CULTURE DIFFERENTI… ESPERIENZE COMUNI:


l’Istituto di Gestalt HCC Italy dall’Italia alla Russia

Le numerose esperienze di insegnamento presso l’Istituto di Gestalt di Mosca del direttore dell’Istituto di Gestalt HCC Italy, dott.ssa Margherita Spagnuolo Lobb, hanno condotto, oltre che ad un reciproco e proficuo scambio umano e culturale, ad importanti riflessioni interculturali.

Seppure sussistano in Russia condizioni sociali e politiche differenti dalle nostre, che in queste ultime settimane stanno venendo alla ribalta con drammaticità, sono visibili effetti simili a quelli che scorgiamo nella nostra realtà sociale, quali imprevedibilità del futuro da parte delle giovani generazioni, percezione problematica dell’appartenenza sociale e desensibilizzazione corporea.

Il modello della psicoterapia della Gestalt risponde al disagio dell’attuale società post moderna proponendo, ad ogni latitudine, la possibilità di riconoscersi nel contatto. La relazione “da essere umano ad essere umano”, proposta da Perls e Goodman negli anni ’50, è ancora sfondo solido su cui potersi radicare per affrontare l’interculturale sofferenza di oggi.

Di seguito riportiamo uno stralcio dell’intervista a Margherita Spagnuolo Lobb, rilasciata nel corso del suo ultimo viaggio in Russia nell’aprile 2014 e pubblicata in un periodico russo.

INTERVISTA a MARGHERITA SPAGNUOLO LOBB

Com’è possibile rimanere persone normali quando la società stessa sta diventando folle?Siamo testimoni del fatto che ogni cosa che ci circonda sta tragicamente cambiando. Non c’è più il senso di un ground solido e vi sono pochi elementi di unità. Ciò sta creando l’impressione di una rottura con il mondo precedente. Ne parliamo con Margherita Spagnuolo Lobb, docente di psicoterapia della Gestalt presso vari Istituti di Formazione qui a Mosca e a San Pietroburgo.

Come è possibile destreggiarsi in una società borderline, fare in modo che se stessi, la propria famiglia e i contatti più stretti non siano affetti da una perdita del senso di sé?

Provo a trovare una somiglianza. Non solo in Russia non c’è stabilità. In Italia c’è disoccupazione ed è il motivo per cui molte cose sono cambiate. I giovani devono imparare a vivere senza futuro. Non possono andar via dalle case dove sono cresciuti, è difficile per loro iniziare a vivere con un partner. Il loro senso di identità è sofferente, perché sono membri improduttivi della società.
Viviamo situazioni diverse, ma sia in Russia che in Europa c’è il problema di come sopravvivere rimanendo integri. Penso che dobbiamo tener conto delle caratteristiche dei giovani contemporanei e capire il contesto sociale. I giovani di oggi sono nipoti della società definita narcisistica. […]

Ed oggi le giovani generazioni sono desensibilizzate. Devono fare tatuaggi e piercing per sentire il proprio corpo.
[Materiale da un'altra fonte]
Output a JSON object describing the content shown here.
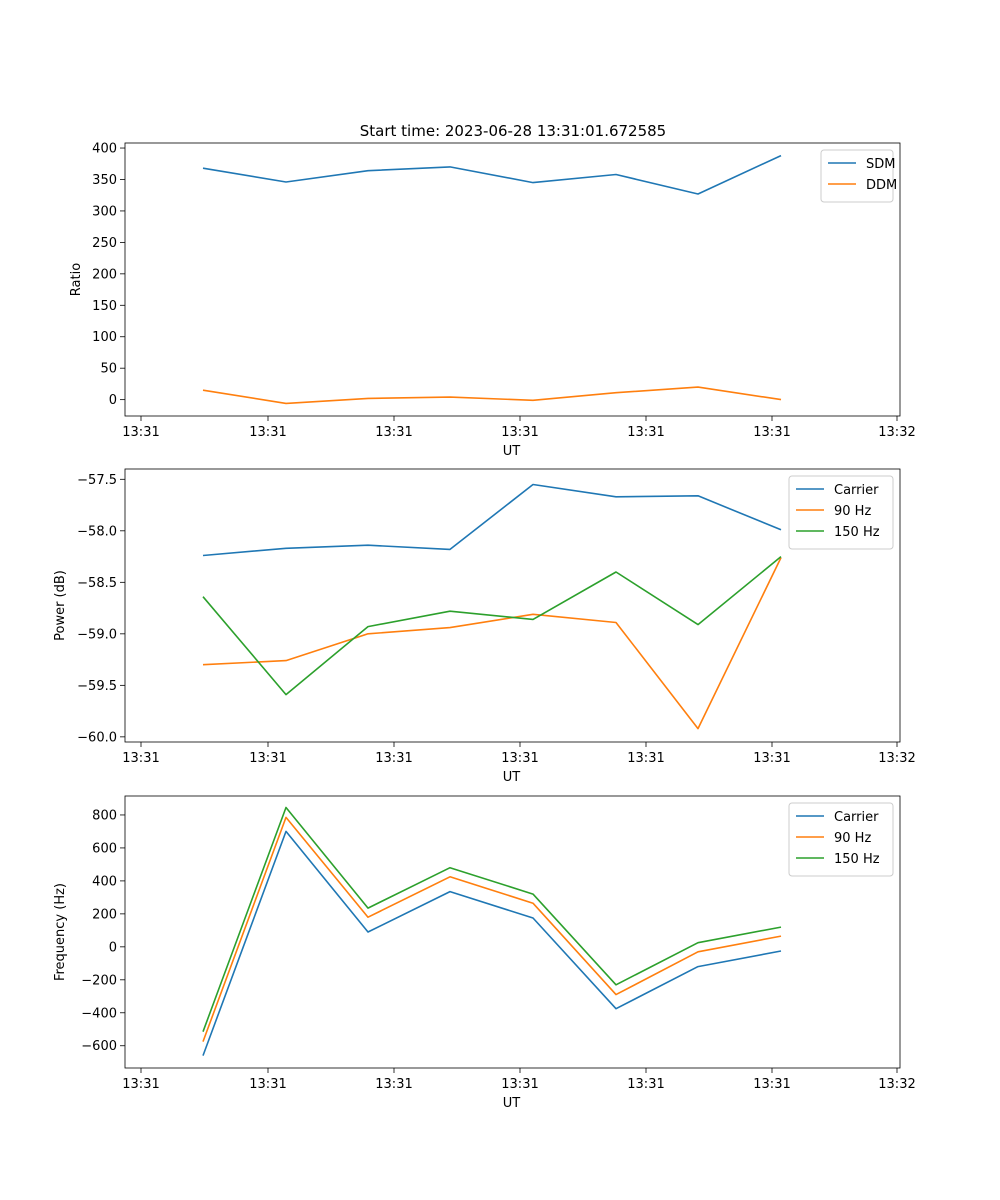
{
  "title": "Start time: 2023-06-28 13:31:01.672585",
  "colors": {
    "blue": "#1f77b4",
    "orange": "#ff7f0e",
    "green": "#2ca02c"
  },
  "chart_data": [
    {
      "type": "line",
      "xlabel": "UT",
      "ylabel": "Ratio",
      "x_tick_labels": [
        "13:31",
        "13:31",
        "13:31",
        "13:31",
        "13:31",
        "13:31",
        "13:32"
      ],
      "yticks": [
        0,
        50,
        100,
        150,
        200,
        250,
        300,
        350,
        400
      ],
      "ylim": [
        -26,
        408
      ],
      "legend": "top-right",
      "series": [
        {
          "name": "SDM",
          "color": "#1f77b4",
          "values": [
            368,
            346,
            364,
            370,
            345,
            358,
            327,
            388
          ]
        },
        {
          "name": "DDM",
          "color": "#ff7f0e",
          "values": [
            15,
            -6,
            2,
            4,
            -1,
            11,
            20,
            0
          ]
        }
      ]
    },
    {
      "type": "line",
      "xlabel": "UT",
      "ylabel": "Power (dB)",
      "x_tick_labels": [
        "13:31",
        "13:31",
        "13:31",
        "13:31",
        "13:31",
        "13:31",
        "13:32"
      ],
      "yticks": [
        "-60.0",
        "-59.5",
        "-59.0",
        "-58.5",
        "-58.0",
        "-57.5"
      ],
      "ylim": [
        -60.05,
        -57.4
      ],
      "legend": "top-right",
      "series": [
        {
          "name": "Carrier",
          "color": "#1f77b4",
          "values": [
            -58.24,
            -58.17,
            -58.14,
            -58.18,
            -57.55,
            -57.67,
            -57.66,
            -57.99
          ]
        },
        {
          "name": "90 Hz",
          "color": "#ff7f0e",
          "values": [
            -59.3,
            -59.26,
            -59.0,
            -58.94,
            -58.81,
            -58.89,
            -59.92,
            -58.26
          ]
        },
        {
          "name": "150 Hz",
          "color": "#2ca02c",
          "values": [
            -58.64,
            -59.59,
            -58.93,
            -58.78,
            -58.86,
            -58.4,
            -58.91,
            -58.25
          ]
        }
      ]
    },
    {
      "type": "line",
      "xlabel": "UT",
      "ylabel": "Frequency (Hz)",
      "x_tick_labels": [
        "13:31",
        "13:31",
        "13:31",
        "13:31",
        "13:31",
        "13:31",
        "13:32"
      ],
      "yticks": [
        -600,
        -400,
        -200,
        0,
        200,
        400,
        600,
        800
      ],
      "ylim": [
        -735,
        915
      ],
      "legend": "top-right",
      "series": [
        {
          "name": "Carrier",
          "color": "#1f77b4",
          "values": [
            -660,
            700,
            90,
            335,
            175,
            -375,
            -120,
            -25
          ]
        },
        {
          "name": "90 Hz",
          "color": "#ff7f0e",
          "values": [
            -575,
            785,
            180,
            425,
            265,
            -290,
            -30,
            65
          ]
        },
        {
          "name": "150 Hz",
          "color": "#2ca02c",
          "values": [
            -515,
            845,
            235,
            480,
            320,
            -230,
            25,
            120
          ]
        }
      ]
    }
  ]
}
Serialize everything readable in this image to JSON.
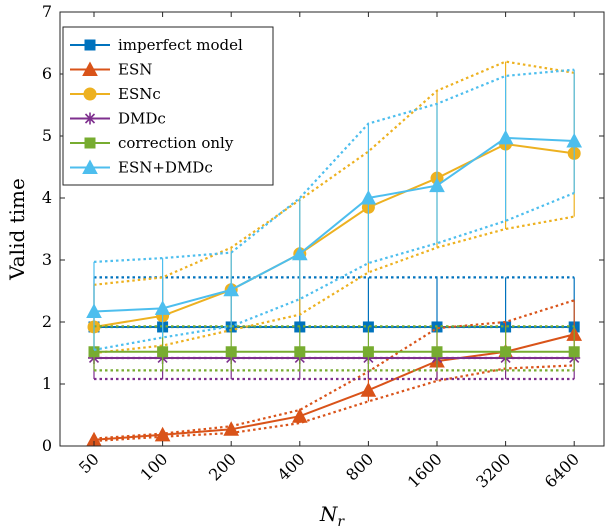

E quando una persona è debole o desensibilizzata è veramente difficile trovare la propria strada. Credo che sia molto importante che gli psicologi e gli psicoterapeuti oggi possano supportare la capacità di orientarsi nell’imprevedibilità, provando a fidarsi di ciò che accade nel qui ed ora.
E la liquidità ne è una conseguenza. Prima le persone richiedevano al terapeuta qualcosa per se stessi, oggi invece richiedono valori capaci di farli sentire radicati in ciò che fanno. È importante per loro comprendere cosa accade attorno a sé. È comprensibile in circostanze in cui non sai chi è il tuo nemico e dov’è la verità. I valori etici e relazionali sono importanti per sentirsi radicati in un terreno solido. E una tale domanda da parte di un paziente significa che non sente un ground solido sotto i suoi piedi e sta tentando di trovarlo.

[…] È importante sentire il proprio corpo, per diventare consapevoli della presenza dell’altro nel qui ed ora. E ciò aiuterà a vivere in una situazione di imprevedibilità.

 

Come possiamo farci sostenere dalle relazioni con coloro che ci circondano quando riteniamo che non sono come noi e la pensano in modo differente?

È davvero interessante! Il filosofo Eraclito diceva che tutto nasce dal fuoco. Il fuoco è l’energia che accompagna il conflitto sano, quello interessato a scoprire nuove verità, attraverso l’incontro con la diversità. C’è qualcosa di nuovo quando le persone difendono la propria posizione e nello stesso tempo sono capaci di accogliere la novità portata dall’altro. Ma solo nel caso in cui le persone in contrasto non lottano per i propri interessi, per annientare l’altro, ma per trovare nuove definizioni di sé.